Что может ударить больнее, чем насмешка той, кого любишь?
И в тот же миг, так же мгновенно, она разразилась слезами. И съежилась, словно охваченная смертной судорогой. Все рушилось вокруг, гибло, рассыпалось в прах, и он сразу ее простил: чего стоила ее невольная насмешка, его страдание в сравнении с неизвестностью и испытаниями, которые ожидали ее?
Когда она немного успокоилась и вытерла слезы платочком, он наклонился и поцеловал ей руку. Руксанда не отняла ее, не посмотрела на него свысока. Несмело коснувшись пальцами его виска, княжна прошептала:
— Что поделаешь?.. Отец призвал меня к себе и сказал: «Княжна! Всемилостивый господь в неисповедимом своем провидении послал нам сватов от такого-то и такого-то... И мы с княгиней нашей Екатериной спрашиваем тебя: по своей ли воле пойдешь за Тимуша, противу ли воли?» Хороший вопрос, не правда ли, — по воле или против нее? «Горе мне, государь и отец, — ответила я, — как могу решать в таком деле я, мало разумеющая в делах политики?.. И что могу ответить: если не видела этого человека даже краешком глаза?» — «Ты его увидишь», — сказал отец. Ничего не поделаешь, такова судьба наша, дочерей княжьих, быть унесенными волнами жизни за тридевять морей и земель, — ибо державные интересы безмерно выше всего прочего на свете. Но всякое может быть, — вздохнула она опять. — Порой может встретиться человек достойный, способный и понравиться... Если и не сразу, полюбишь после... Привыкнешь к его семье, земле, языку, обычаям, — и все это станет тебе близким... Он будет миловать тебя, оберегать; ты родишь ему деток... В мире все в свое время обретает ясность, Николай, устраивается... Может, там суждено мне найти счастье?..

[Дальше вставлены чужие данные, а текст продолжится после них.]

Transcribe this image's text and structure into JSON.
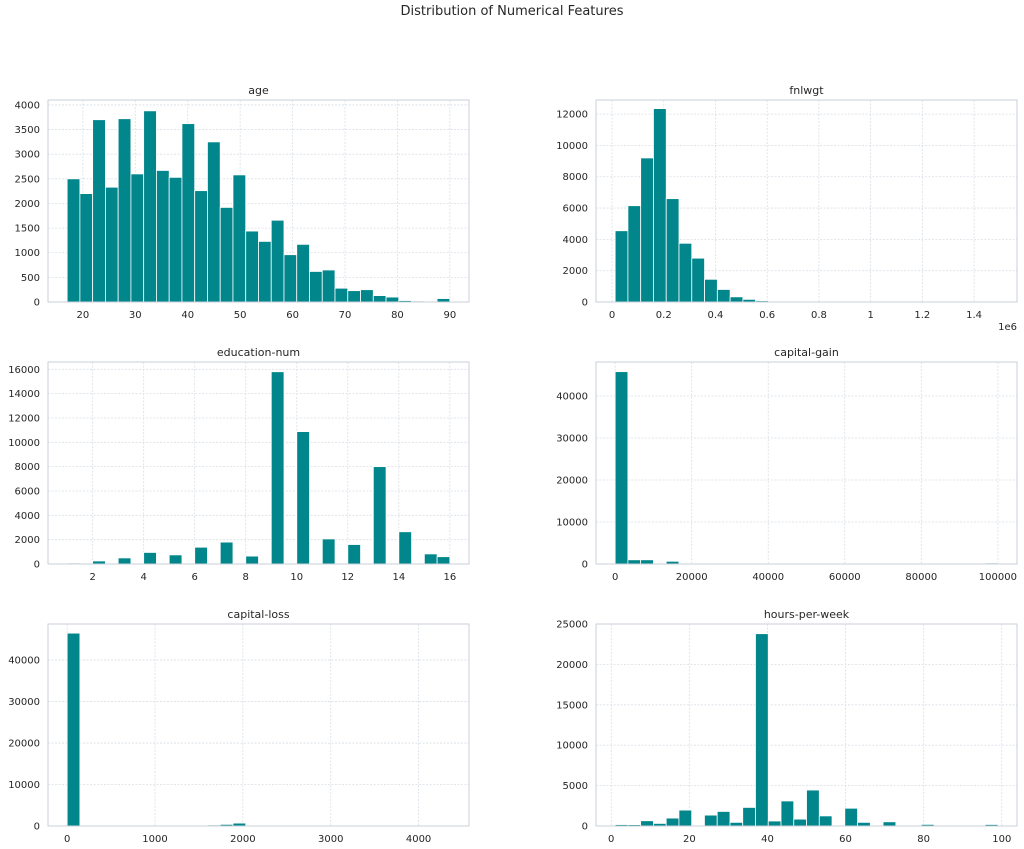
{
  "figure": {
    "title": "Distribution of Numerical Features",
    "bar_color": "#00868b"
  },
  "chart_data": [
    {
      "type": "bar",
      "title": "age",
      "xlabel": "",
      "ylabel": "",
      "grid": true,
      "xlim": [
        13.35,
        93.65
      ],
      "ylim": [
        0,
        4100
      ],
      "xticks": [
        20,
        30,
        40,
        50,
        60,
        70,
        80,
        90
      ],
      "yticks": [
        0,
        500,
        1000,
        1500,
        2000,
        2500,
        3000,
        3500,
        4000
      ],
      "bin_start": 17,
      "bin_width": 2.433,
      "values": [
        2500,
        2200,
        3700,
        2330,
        3720,
        2600,
        3880,
        2670,
        2530,
        3620,
        2260,
        3250,
        1920,
        2580,
        1440,
        1230,
        1660,
        960,
        1170,
        620,
        650,
        280,
        230,
        250,
        130,
        100,
        30,
        20,
        5,
        70
      ]
    },
    {
      "type": "bar",
      "title": "fnlwgt",
      "xlabel": "",
      "ylabel": "",
      "offset_label": "1e6",
      "grid": true,
      "xlim": [
        -0.062,
        1.566
      ],
      "ylim": [
        0,
        12900
      ],
      "xticks": [
        0.0,
        0.2,
        0.4,
        0.6,
        0.8,
        1.0,
        1.2,
        1.4
      ],
      "yticks": [
        0,
        2000,
        4000,
        6000,
        8000,
        10000,
        12000
      ],
      "bin_start": 0.012,
      "bin_width": 0.0494,
      "values": [
        4550,
        6150,
        9200,
        12350,
        6600,
        3750,
        2800,
        1450,
        800,
        330,
        170,
        80,
        40,
        20,
        10,
        6,
        4,
        3,
        2,
        2,
        1,
        1,
        1,
        1,
        0,
        0,
        0,
        0,
        0,
        1
      ]
    },
    {
      "type": "bar",
      "title": "education-num",
      "xlabel": "",
      "ylabel": "",
      "grid": true,
      "xlim": [
        0.25,
        16.75
      ],
      "ylim": [
        0,
        16600
      ],
      "xticks": [
        2,
        4,
        6,
        8,
        10,
        12,
        14,
        16
      ],
      "yticks": [
        0,
        2000,
        4000,
        6000,
        8000,
        10000,
        12000,
        14000,
        16000
      ],
      "bin_start": 1,
      "bin_width": 0.5,
      "values": [
        80,
        0,
        250,
        0,
        500,
        0,
        950,
        0,
        750,
        0,
        1380,
        0,
        1800,
        0,
        650,
        0,
        15800,
        0,
        10880,
        0,
        2060,
        0,
        1600,
        0,
        8000,
        0,
        2650,
        0,
        830,
        600
      ]
    },
    {
      "type": "bar",
      "title": "capital-gain",
      "xlabel": "",
      "ylabel": "",
      "grid": true,
      "xlim": [
        -5000,
        104999
      ],
      "ylim": [
        0,
        48100
      ],
      "xticks": [
        0,
        20000,
        40000,
        60000,
        80000,
        100000
      ],
      "yticks": [
        0,
        10000,
        20000,
        30000,
        40000
      ],
      "bin_start": 0,
      "bin_width": 3333.3,
      "values": [
        45800,
        1000,
        1000,
        120,
        650,
        100,
        40,
        20,
        10,
        5,
        5,
        5,
        3,
        2,
        2,
        2,
        1,
        1,
        1,
        1,
        1,
        1,
        1,
        1,
        1,
        1,
        1,
        1,
        1,
        240
      ]
    },
    {
      "type": "bar",
      "title": "capital-loss",
      "xlabel": "",
      "ylabel": "",
      "grid": true,
      "xlim": [
        -217.8,
        4573.8
      ],
      "ylim": [
        0,
        48700
      ],
      "xticks": [
        0,
        1000,
        2000,
        3000,
        4000
      ],
      "yticks": [
        0,
        10000,
        20000,
        30000,
        40000
      ],
      "bin_start": 0,
      "bin_width": 145.2,
      "values": [
        46500,
        10,
        10,
        20,
        15,
        15,
        20,
        15,
        20,
        20,
        200,
        250,
        400,
        700,
        100,
        50,
        30,
        20,
        10,
        10,
        5,
        5,
        5,
        3,
        3,
        3,
        2,
        2,
        2,
        5
      ]
    },
    {
      "type": "bar",
      "title": "hours-per-week",
      "xlabel": "",
      "ylabel": "",
      "grid": true,
      "xlim": [
        -3.9,
        103.9
      ],
      "ylim": [
        0,
        25000
      ],
      "xticks": [
        0,
        20,
        40,
        60,
        80,
        100
      ],
      "yticks": [
        0,
        5000,
        10000,
        15000,
        20000,
        25000
      ],
      "bin_start": 1,
      "bin_width": 3.267,
      "values": [
        180,
        170,
        650,
        320,
        980,
        1970,
        100,
        1350,
        1800,
        450,
        2300,
        23800,
        620,
        3100,
        850,
        4450,
        1250,
        100,
        2200,
        450,
        60,
        520,
        30,
        80,
        200,
        40,
        20,
        20,
        10,
        190
      ]
    }
  ]
}
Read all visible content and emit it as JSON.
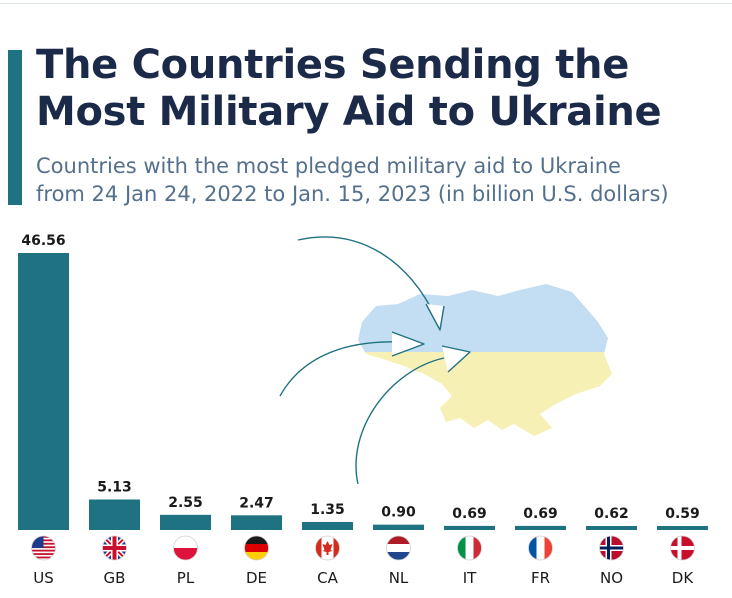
{
  "title": "The Countries Sending the Most Military Aid to Ukraine",
  "subtitle_line1": "Countries with the most pledged military aid to Ukraine",
  "subtitle_line2": "from 24 Jan 24, 2022 to Jan. 15, 2023  (in billion U.S. dollars)",
  "colors": {
    "bar": "#1f7282",
    "map_blue": "#c3ddf3",
    "map_yellow": "#f7f0b4",
    "title": "#1b2a48"
  },
  "chart_data": {
    "type": "bar",
    "title": "The Countries Sending the Most Military Aid to Ukraine",
    "subtitle": "Countries with the most pledged military aid to Ukraine from 24 Jan 24, 2022 to Jan. 15, 2023  (in billion U.S. dollars)",
    "categories": [
      "US",
      "GB",
      "PL",
      "DE",
      "CA",
      "NL",
      "IT",
      "FR",
      "NO",
      "DK"
    ],
    "values": [
      46.56,
      5.13,
      2.55,
      2.47,
      1.35,
      0.9,
      0.69,
      0.69,
      0.62,
      0.59
    ],
    "value_labels": [
      "46.56",
      "5.13",
      "2.55",
      "2.47",
      "1.35",
      "0.90",
      "0.69",
      "0.69",
      "0.62",
      "0.59"
    ],
    "ylim": [
      0,
      46.56
    ],
    "grid": false,
    "legend": "none"
  }
}
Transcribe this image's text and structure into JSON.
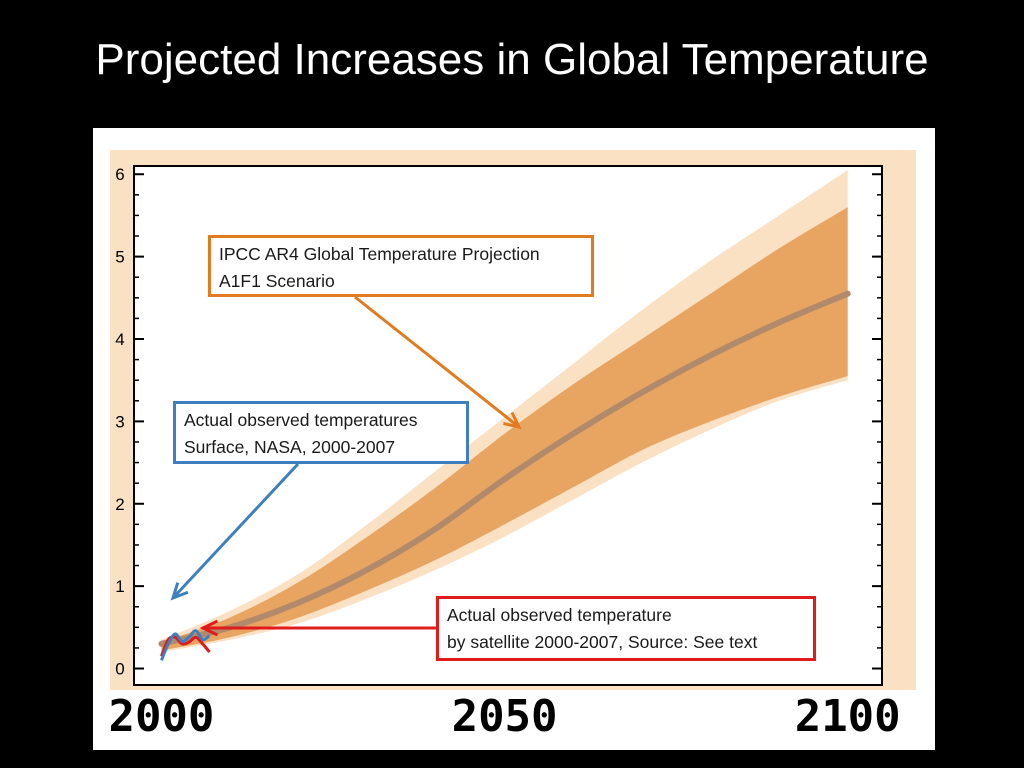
{
  "slide": {
    "title": "Projected Increases in Global Temperature"
  },
  "colors": {
    "background": "#000000",
    "outer_band": "#fbe1c4",
    "inner_band": "#e8a562",
    "mean_line": "#b08a6a",
    "ipcc_accent": "#e07b1f",
    "nasa_accent": "#3f7fbf",
    "satellite_accent": "#e01b1b"
  },
  "callouts": {
    "ipcc": {
      "line1": "IPCC AR4 Global Temperature Projection",
      "line2": "A1F1 Scenario"
    },
    "nasa": {
      "line1": "Actual observed temperatures",
      "line2": "Surface, NASA, 2000-2007"
    },
    "satellite": {
      "line1": "Actual observed temperature",
      "line2": "by satellite 2000-2007, Source: See text"
    }
  },
  "chart_data": {
    "type": "area",
    "title": "",
    "xlabel": "",
    "ylabel": "",
    "xlim": [
      1996,
      2105
    ],
    "ylim": [
      -0.2,
      6.1
    ],
    "yticks": [
      0,
      1,
      2,
      3,
      4,
      5,
      6
    ],
    "xtick_labels": [
      "2000",
      "2050",
      "2100"
    ],
    "xtick_values": [
      2000,
      2050,
      2100
    ],
    "series": [
      {
        "role": "outer-range",
        "x": [
          2000,
          2010,
          2020,
          2030,
          2040,
          2050,
          2060,
          2070,
          2080,
          2090,
          2100
        ],
        "upper": [
          0.35,
          0.7,
          1.15,
          1.75,
          2.4,
          3.05,
          3.7,
          4.35,
          4.95,
          5.5,
          6.05
        ],
        "lower": [
          0.2,
          0.35,
          0.55,
          0.85,
          1.2,
          1.6,
          2.05,
          2.5,
          2.9,
          3.25,
          3.5
        ]
      },
      {
        "role": "inner-range",
        "x": [
          2000,
          2010,
          2020,
          2030,
          2040,
          2050,
          2060,
          2070,
          2080,
          2090,
          2100
        ],
        "upper": [
          0.32,
          0.62,
          1.05,
          1.6,
          2.2,
          2.85,
          3.45,
          4.0,
          4.55,
          5.1,
          5.6
        ],
        "lower": [
          0.22,
          0.38,
          0.62,
          0.95,
          1.32,
          1.75,
          2.2,
          2.65,
          3.0,
          3.3,
          3.55
        ]
      },
      {
        "role": "mean",
        "x": [
          2000,
          2010,
          2020,
          2030,
          2040,
          2050,
          2060,
          2070,
          2080,
          2090,
          2100
        ],
        "values": [
          0.3,
          0.5,
          0.8,
          1.2,
          1.7,
          2.3,
          2.85,
          3.35,
          3.8,
          4.2,
          4.55
        ]
      },
      {
        "role": "observed-nasa",
        "x": [
          2000,
          2001,
          2002,
          2003,
          2004,
          2005,
          2006,
          2007
        ],
        "values": [
          0.1,
          0.3,
          0.42,
          0.33,
          0.38,
          0.46,
          0.35,
          0.4
        ]
      },
      {
        "role": "observed-satellite",
        "x": [
          2000,
          2001,
          2002,
          2003,
          2004,
          2005,
          2006,
          2007
        ],
        "values": [
          0.15,
          0.35,
          0.38,
          0.3,
          0.32,
          0.38,
          0.3,
          0.2
        ]
      }
    ],
    "grid": false
  }
}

Пытливо взглянув опять на икону, княжна добавила шепотом:
— Отец сзывает гостей на свадьбу... Завтра мой суженый будет здесь... Все пропало, все пропало...
— Все пропало? — отозвался он.
— Разве не так? Если нет, скажи, как мне быть?
— Знала бы ты, как тяжко мне сейчас... Сказать, что думаю, — преступление; не сказать — преступление вдвойне...
— Почему?
— Потому что я тебя люблю... И если посоветую отвергнуть Тимуша, ты подумаешь, что делаю это ради себя. Если же не скажу такого, — не уберегу тебя от злой доли.
— От злой доли? — она, казалось, не понимала значения этих слов. И, помедлив, решительно потребовала: — Говори.
— Завещано свыше: жизнь человека принадлежит человеку самому — ему и всевышнему творцу. Сегодня я еще недостоин просить тебя у государя нашего в жены. Ни я, ни отец мой, боярин Гавриил. Но завтра смогу на это решиться.
— Настанет ли когда-нибудь это завтра? — вздохнула княжна.
— С другой же стороны, обычай земли нашей не дозволяет родителям принуждать детей к браку противу их воли.
— Даже воеводе?
— Даже самому воеводе.
Княжна с сожалением улыбнулась.
— Отец приглашает гостей на свадьбу, — повторила она.
— Если на помолвке ты скажешь «нет», Тимуш отправится восвояси с позором.
— Если он будет мне противен, я скажу «нет».
— Князь будет просить тебя одуматься.
— Буду повторять: нет и нет!
— Князь пригрозит тебе суровой карой.
— Буду стоять на своем.
— Государь станет морить тебя голодом в темнице.
— Я скажу ему: умру молодой, но согласия не дам.
Ее покатые плечи напряглись, как перед смертным боем. И в потоке слез, пролившемся снова из ее глаз, опять отразился безмерный хаос, царивший до начала времен — до отделения земли от небес, воды от суши, до прояснения сущего, разделения света и тени. Богородица в ореоле славы с любовью кормила грудью младенца.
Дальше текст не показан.